MINNEAPOLIS--The Minnesota Twins are unanimous: The 10-game homestand that started Friday night is pivotal. Momentous. Critical to their season, and perhaps their future.
The Rays don't care about any of that. They're too busy winning.
The Twins resumed their season Friday night with conviction, determination -- and another loss, their sixth in the past eight home games, 6-2 to Tampa Bay. With the All-Star festivities finally over, Target Field returned to normal, and so did the Twins offense, going 0-for-6 with runners in scoring position. They are batting .234 in those situations, next-to-last in the American League.
With so little help, Kyle Gibson needed to be almost perfect, and he wasn't. The righthander recorded 16 outs on ground balls, but let nine hits slip in between them, two of them decisive, and the Twins fell seven games below .500.
"I would say this is an important time," said General Manager Terry Ryan, who will determine whether any of the Twins' modestly valuable assets are dealt away in the next dozen days. "It's not going to make our season, but it's certainly going to affect the trade deadline."
That's the fear in the clubhouse, too. Players believe they have enough talent, albeit underachieving, to climb into the playoff race. "They're trying to keep this thing together. That's a normal conversation after the All-Star break," manager Ron Gardenhire said. "They don't want to lose their teammates, and they know it goes down to how they play on the field. ... But we've got to win baseball games."
Trouble is, so do the Rays, and they are 9-4 in July. Gibson loaded the bases in the third inning without allowing a hard-hit ball -- a soft liner, an infield grounder that could have been an inning-ending double play but bounced off the pitcher's glove, and a walk. Evan Longoria then didn't miss his opportunity. He slugged a 2-0 fastball just beyond Oswaldo Arcia's awkward leap in right field, driving all three runners home.
"The tapper back to the mound is a double play if (Gibson) doesn't tip it, but instincts tell you to try to catch the ball," Gardenhire said. "That ball was probably going right to (Brian Dozier) for a double play."
One minor fielding mistake, followed by one bad pitch -- perhaps the difference between winning and losing.

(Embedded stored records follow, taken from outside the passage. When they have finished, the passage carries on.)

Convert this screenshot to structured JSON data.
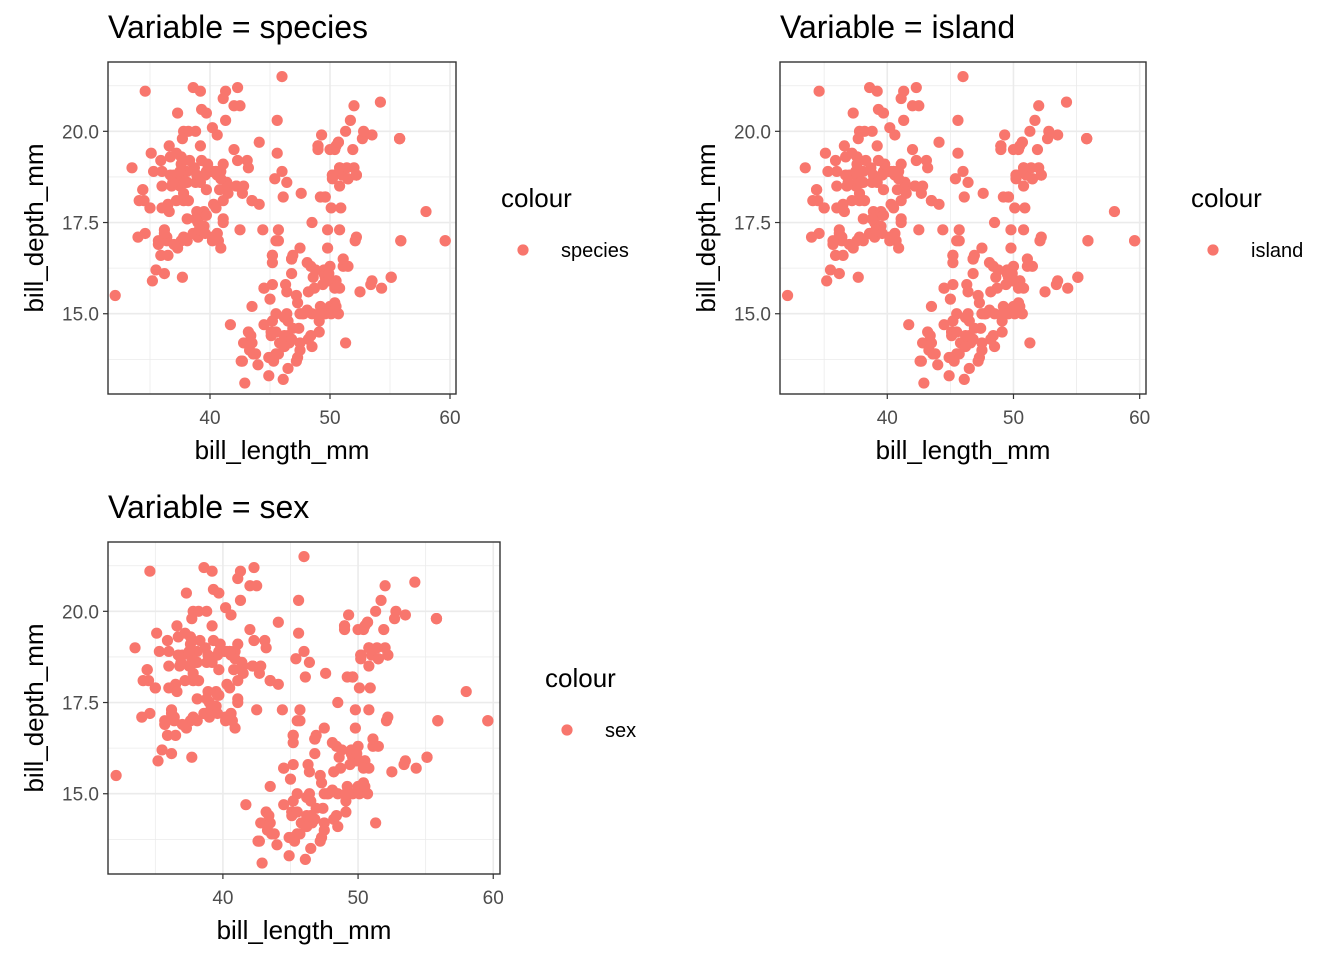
{
  "chart_data": [
    {
      "type": "scatter",
      "title": "Variable = species",
      "xlabel": "bill_length_mm",
      "ylabel": "bill_depth_mm",
      "xlim": [
        31.5,
        60.5
      ],
      "ylim": [
        12.8,
        21.9
      ],
      "xticks": [
        40,
        50,
        60
      ],
      "yticks": [
        15.0,
        17.5,
        20.0
      ],
      "grid": true,
      "legend": {
        "title": "colour",
        "position": "right",
        "entries": [
          {
            "label": "species",
            "color": "#F8766D"
          }
        ]
      },
      "series": [
        {
          "color": "#F8766D",
          "points": []
        }
      ]
    },
    {
      "type": "scatter",
      "title": "Variable = island",
      "xlabel": "bill_length_mm",
      "ylabel": "bill_depth_mm",
      "xlim": [
        31.5,
        60.5
      ],
      "ylim": [
        12.8,
        21.9
      ],
      "xticks": [
        40,
        50,
        60
      ],
      "yticks": [
        15.0,
        17.5,
        20.0
      ],
      "grid": true,
      "legend": {
        "title": "colour",
        "position": "right",
        "entries": [
          {
            "label": "island",
            "color": "#F8766D"
          }
        ]
      },
      "series": [
        {
          "color": "#F8766D",
          "points": []
        }
      ]
    },
    {
      "type": "scatter",
      "title": "Variable = sex",
      "xlabel": "bill_length_mm",
      "ylabel": "bill_depth_mm",
      "xlim": [
        31.5,
        60.5
      ],
      "ylim": [
        12.8,
        21.9
      ],
      "xticks": [
        40,
        50,
        60
      ],
      "yticks": [
        15.0,
        17.5,
        20.0
      ],
      "grid": true,
      "legend": {
        "title": "colour",
        "position": "right",
        "entries": [
          {
            "label": "sex",
            "color": "#F8766D"
          }
        ]
      },
      "series": [
        {
          "color": "#F8766D",
          "points": []
        }
      ]
    }
  ],
  "shared_points": [
    [
      46.0,
      21.5
    ],
    [
      38.6,
      21.2
    ],
    [
      39.2,
      21.1
    ],
    [
      34.6,
      21.1
    ],
    [
      41.1,
      20.9
    ],
    [
      54.2,
      20.8
    ],
    [
      42.0,
      20.7
    ],
    [
      39.7,
      20.5
    ],
    [
      52.0,
      20.7
    ],
    [
      37.8,
      20.0
    ],
    [
      55.8,
      19.8
    ],
    [
      36.6,
      19.6
    ],
    [
      52.0,
      19.0
    ],
    [
      51.3,
      20.0
    ],
    [
      40.6,
      19.9
    ],
    [
      50.4,
      19.5
    ],
    [
      49.0,
      19.5
    ],
    [
      53.5,
      19.9
    ],
    [
      44.1,
      19.7
    ],
    [
      38.7,
      19.0
    ],
    [
      38.1,
      18.9
    ],
    [
      35.9,
      19.2
    ],
    [
      33.5,
      19.0
    ],
    [
      37.0,
      18.8
    ],
    [
      36.2,
      17.3
    ],
    [
      34.4,
      18.4
    ],
    [
      39.1,
      18.7
    ],
    [
      39.5,
      17.4
    ],
    [
      40.3,
      18.0
    ],
    [
      36.7,
      19.3
    ],
    [
      39.3,
      20.6
    ],
    [
      38.9,
      17.8
    ],
    [
      37.8,
      18.1
    ],
    [
      41.1,
      17.6
    ],
    [
      38.6,
      17.2
    ],
    [
      34.6,
      17.2
    ],
    [
      42.5,
      20.7
    ],
    [
      46.0,
      18.9
    ],
    [
      37.7,
      18.7
    ],
    [
      35.9,
      16.6
    ],
    [
      38.2,
      18.1
    ],
    [
      39.2,
      19.6
    ],
    [
      36.5,
      18.0
    ],
    [
      42.0,
      19.5
    ],
    [
      41.4,
      18.5
    ],
    [
      40.6,
      18.8
    ],
    [
      37.9,
      18.6
    ],
    [
      39.6,
      17.7
    ],
    [
      43.2,
      19.0
    ],
    [
      36.0,
      17.9
    ],
    [
      40.9,
      18.9
    ],
    [
      42.2,
      18.5
    ],
    [
      37.6,
      19.3
    ],
    [
      39.7,
      18.9
    ],
    [
      38.8,
      17.2
    ],
    [
      35.7,
      16.9
    ],
    [
      41.3,
      21.1
    ],
    [
      37.2,
      18.1
    ],
    [
      40.5,
      17.9
    ],
    [
      32.1,
      15.5
    ],
    [
      34.0,
      17.1
    ],
    [
      37.3,
      16.8
    ],
    [
      35.0,
      17.9
    ],
    [
      41.5,
      18.3
    ],
    [
      44.1,
      18.0
    ],
    [
      39.6,
      18.8
    ],
    [
      38.1,
      17.0
    ],
    [
      37.5,
      18.9
    ],
    [
      36.4,
      17.1
    ],
    [
      40.8,
      18.4
    ],
    [
      39.0,
      17.5
    ],
    [
      45.6,
      20.3
    ],
    [
      42.3,
      21.2
    ],
    [
      46.1,
      18.2
    ],
    [
      45.5,
      17.0
    ],
    [
      50.0,
      19.5
    ],
    [
      51.7,
      20.3
    ],
    [
      49.2,
      18.2
    ],
    [
      50.5,
      19.6
    ],
    [
      52.7,
      19.8
    ],
    [
      46.4,
      18.6
    ],
    [
      49.0,
      19.6
    ],
    [
      47.5,
      16.8
    ],
    [
      50.2,
      18.8
    ],
    [
      48.5,
      17.5
    ],
    [
      51.5,
      18.7
    ],
    [
      49.6,
      18.2
    ],
    [
      50.8,
      19.0
    ],
    [
      46.9,
      16.6
    ],
    [
      52.8,
      20.0
    ],
    [
      45.2,
      16.6
    ],
    [
      51.0,
      18.8
    ],
    [
      50.7,
      19.7
    ],
    [
      45.4,
      18.7
    ],
    [
      55.8,
      19.8
    ],
    [
      58.0,
      17.8
    ],
    [
      59.6,
      17.0
    ],
    [
      55.9,
      17.0
    ],
    [
      47.6,
      18.3
    ],
    [
      43.5,
      18.1
    ],
    [
      46.8,
      16.5
    ],
    [
      53.5,
      15.9
    ],
    [
      55.1,
      16.0
    ],
    [
      50.0,
      16.3
    ],
    [
      49.2,
      15.2
    ],
    [
      45.1,
      14.5
    ],
    [
      46.5,
      13.5
    ],
    [
      46.3,
      15.8
    ],
    [
      42.9,
      13.1
    ],
    [
      46.1,
      13.2
    ],
    [
      44.5,
      15.7
    ],
    [
      47.8,
      15.0
    ],
    [
      48.2,
      14.3
    ],
    [
      50.0,
      15.2
    ],
    [
      47.3,
      15.3
    ],
    [
      42.8,
      14.2
    ],
    [
      45.1,
      14.5
    ],
    [
      59.6,
      17.0
    ],
    [
      49.1,
      14.8
    ],
    [
      48.4,
      16.3
    ],
    [
      42.6,
      13.7
    ],
    [
      44.4,
      17.3
    ],
    [
      44.0,
      13.6
    ],
    [
      48.7,
      15.7
    ],
    [
      42.7,
      13.7
    ],
    [
      49.6,
      16.0
    ],
    [
      45.3,
      13.7
    ],
    [
      49.6,
      15.0
    ],
    [
      50.5,
      15.9
    ],
    [
      43.6,
      13.9
    ],
    [
      45.5,
      13.9
    ],
    [
      50.5,
      15.9
    ],
    [
      44.9,
      13.3
    ],
    [
      45.2,
      15.8
    ],
    [
      46.6,
      14.2
    ],
    [
      48.5,
      14.1
    ],
    [
      45.1,
      14.4
    ],
    [
      50.1,
      15.0
    ],
    [
      46.5,
      14.4
    ],
    [
      45.0,
      15.4
    ],
    [
      43.8,
      13.9
    ],
    [
      45.5,
      15.0
    ],
    [
      43.2,
      14.5
    ],
    [
      50.4,
      15.3
    ],
    [
      45.3,
      13.8
    ],
    [
      46.2,
      14.9
    ],
    [
      45.7,
      13.9
    ],
    [
      54.3,
      15.7
    ],
    [
      45.8,
      14.2
    ],
    [
      49.8,
      16.8
    ],
    [
      46.2,
      14.4
    ],
    [
      49.5,
      16.2
    ],
    [
      43.5,
      14.2
    ],
    [
      50.7,
      15.0
    ],
    [
      47.7,
      15.0
    ],
    [
      46.4,
      15.6
    ],
    [
      48.2,
      15.6
    ],
    [
      46.5,
      14.8
    ],
    [
      46.4,
      15.0
    ],
    [
      48.6,
      16.0
    ],
    [
      47.5,
      14.2
    ],
    [
      51.1,
      16.3
    ],
    [
      45.2,
      13.8
    ],
    [
      45.2,
      16.4
    ],
    [
      49.1,
      14.5
    ],
    [
      52.5,
      15.6
    ],
    [
      47.4,
      14.6
    ],
    [
      50.0,
      15.9
    ],
    [
      44.9,
      13.8
    ],
    [
      50.8,
      17.3
    ],
    [
      43.4,
      14.4
    ],
    [
      51.3,
      14.2
    ],
    [
      47.5,
      14.0
    ],
    [
      52.1,
      17.0
    ],
    [
      47.5,
      15.0
    ],
    [
      52.2,
      17.1
    ],
    [
      45.5,
      14.5
    ],
    [
      49.5,
      16.1
    ],
    [
      44.5,
      14.7
    ],
    [
      50.8,
      15.7
    ],
    [
      49.4,
      15.8
    ],
    [
      46.9,
      14.6
    ],
    [
      48.4,
      14.4
    ],
    [
      51.1,
      16.5
    ],
    [
      48.5,
      15.0
    ],
    [
      55.9,
      17.0
    ],
    [
      47.2,
      15.5
    ],
    [
      49.1,
      15.0
    ],
    [
      47.3,
      13.8
    ],
    [
      46.8,
      16.1
    ],
    [
      41.7,
      14.7
    ],
    [
      53.4,
      15.8
    ],
    [
      43.3,
      14.0
    ],
    [
      48.1,
      15.1
    ],
    [
      50.5,
      15.2
    ],
    [
      49.8,
      15.9
    ],
    [
      43.5,
      15.2
    ],
    [
      51.5,
      16.3
    ],
    [
      46.2,
      14.1
    ],
    [
      55.1,
      16.0
    ],
    [
      44.5,
      15.7
    ],
    [
      48.8,
      16.2
    ],
    [
      47.2,
      13.7
    ],
    [
      46.8,
      14.3
    ],
    [
      50.4,
      15.7
    ],
    [
      45.2,
      14.8
    ],
    [
      49.9,
      16.1
    ],
    [
      52.2,
      18.8
    ],
    [
      50.9,
      17.9
    ],
    [
      50.8,
      18.5
    ],
    [
      50.1,
      17.9
    ],
    [
      49.0,
      19.6
    ],
    [
      51.5,
      18.7
    ],
    [
      49.8,
      17.3
    ],
    [
      48.1,
      16.4
    ],
    [
      51.4,
      19.0
    ],
    [
      45.7,
      17.3
    ],
    [
      50.7,
      19.7
    ],
    [
      42.5,
      17.3
    ],
    [
      52.2,
      18.8
    ],
    [
      45.2,
      16.6
    ],
    [
      49.3,
      19.9
    ],
    [
      50.2,
      18.8
    ],
    [
      45.6,
      19.4
    ],
    [
      51.9,
      19.5
    ],
    [
      46.8,
      16.5
    ],
    [
      45.7,
      17.0
    ],
    [
      55.8,
      19.8
    ],
    [
      43.5,
      18.1
    ],
    [
      49.6,
      18.2
    ],
    [
      50.8,
      19.0
    ],
    [
      50.2,
      18.7
    ],
    [
      36.4,
      17.0
    ],
    [
      42.2,
      18.5
    ],
    [
      41.1,
      17.5
    ],
    [
      37.7,
      16.0
    ],
    [
      40.2,
      17.1
    ],
    [
      39.5,
      17.8
    ],
    [
      39.0,
      17.1
    ],
    [
      37.3,
      20.5
    ],
    [
      40.6,
      17.2
    ],
    [
      36.2,
      16.1
    ],
    [
      34.5,
      18.1
    ],
    [
      40.9,
      16.8
    ],
    [
      36.6,
      17.8
    ],
    [
      36.0,
      18.5
    ],
    [
      41.5,
      18.5
    ],
    [
      43.1,
      19.2
    ],
    [
      37.6,
      17.0
    ],
    [
      36.7,
      18.8
    ],
    [
      40.7,
      17.0
    ],
    [
      38.1,
      18.6
    ],
    [
      35.1,
      19.4
    ],
    [
      37.0,
      16.9
    ],
    [
      36.0,
      18.9
    ],
    [
      41.1,
      19.1
    ],
    [
      39.7,
      18.4
    ],
    [
      40.8,
      18.9
    ],
    [
      38.2,
      20.0
    ],
    [
      40.1,
      18.9
    ],
    [
      40.6,
      17.2
    ],
    [
      36.5,
      16.6
    ],
    [
      38.6,
      17.2
    ],
    [
      35.7,
      17.0
    ],
    [
      39.1,
      17.3
    ],
    [
      42.3,
      19.2
    ],
    [
      38.8,
      18.6
    ],
    [
      40.3,
      18.9
    ],
    [
      37.5,
      18.5
    ],
    [
      41.1,
      18.1
    ],
    [
      40.2,
      17.0
    ],
    [
      35.2,
      15.9
    ],
    [
      40.2,
      20.1
    ],
    [
      37.6,
      19.1
    ],
    [
      38.8,
      20.0
    ],
    [
      37.8,
      18.3
    ],
    [
      39.7,
      17.7
    ],
    [
      34.1,
      18.1
    ],
    [
      38.1,
      17.6
    ],
    [
      41.4,
      18.6
    ],
    [
      39.6,
      17.2
    ],
    [
      36.2,
      17.2
    ],
    [
      40.9,
      18.7
    ],
    [
      37.7,
      19.8
    ],
    [
      42.8,
      18.5
    ],
    [
      35.5,
      16.2
    ],
    [
      37.9,
      18.6
    ],
    [
      38.9,
      18.8
    ],
    [
      37.2,
      19.4
    ],
    [
      39.8,
      19.1
    ],
    [
      35.3,
      18.9
    ],
    [
      40.5,
      18.9
    ],
    [
      36.8,
      18.5
    ],
    [
      39.2,
      18.6
    ],
    [
      38.8,
      17.6
    ],
    [
      42.7,
      18.3
    ],
    [
      39.3,
      19.2
    ],
    [
      38.3,
      19.2
    ],
    [
      40.5,
      18.9
    ],
    [
      41.3,
      20.3
    ],
    [
      37.8,
      17.1
    ],
    [
      35.0,
      17.9
    ],
    [
      34.4,
      18.4
    ],
    [
      36.9,
      18.6
    ]
  ]
}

Two innings later, a similar scenario. Kevin Kiermaier dribbled a ball in front of the plate, and Kurt Suzuki's throw was late (which replays established when Tampa Bay challenged the out call). The 15-foot hit turned into a run when Ben Zobrist reached out for a 3-1 Gibson fastball and dropped it into the front row of the right-field overhang.
"Really, I just got beat by three or four pitches tonight," said Gibson (8-8). "You can't leave pitches over the middle."
Tampa Bay's Alex Cobb (5-6) only made one similar mistake, trying to sneak a 2-1 changeup past Trevor Plouffe in the third inning. It landed in the left-field seats, a two-run shot that gave the Twins life, if only briefly. After that, it was back to the offensive doldrums that keep afflicting the Twins this season.
Not a great start to 10 days that could determine who is still here in August.
"I'm glad to hear they're saying (they want to stay together), that's good," Ryan said. "They like what we've got, they like some of the talent, they think we're headed in the right direction."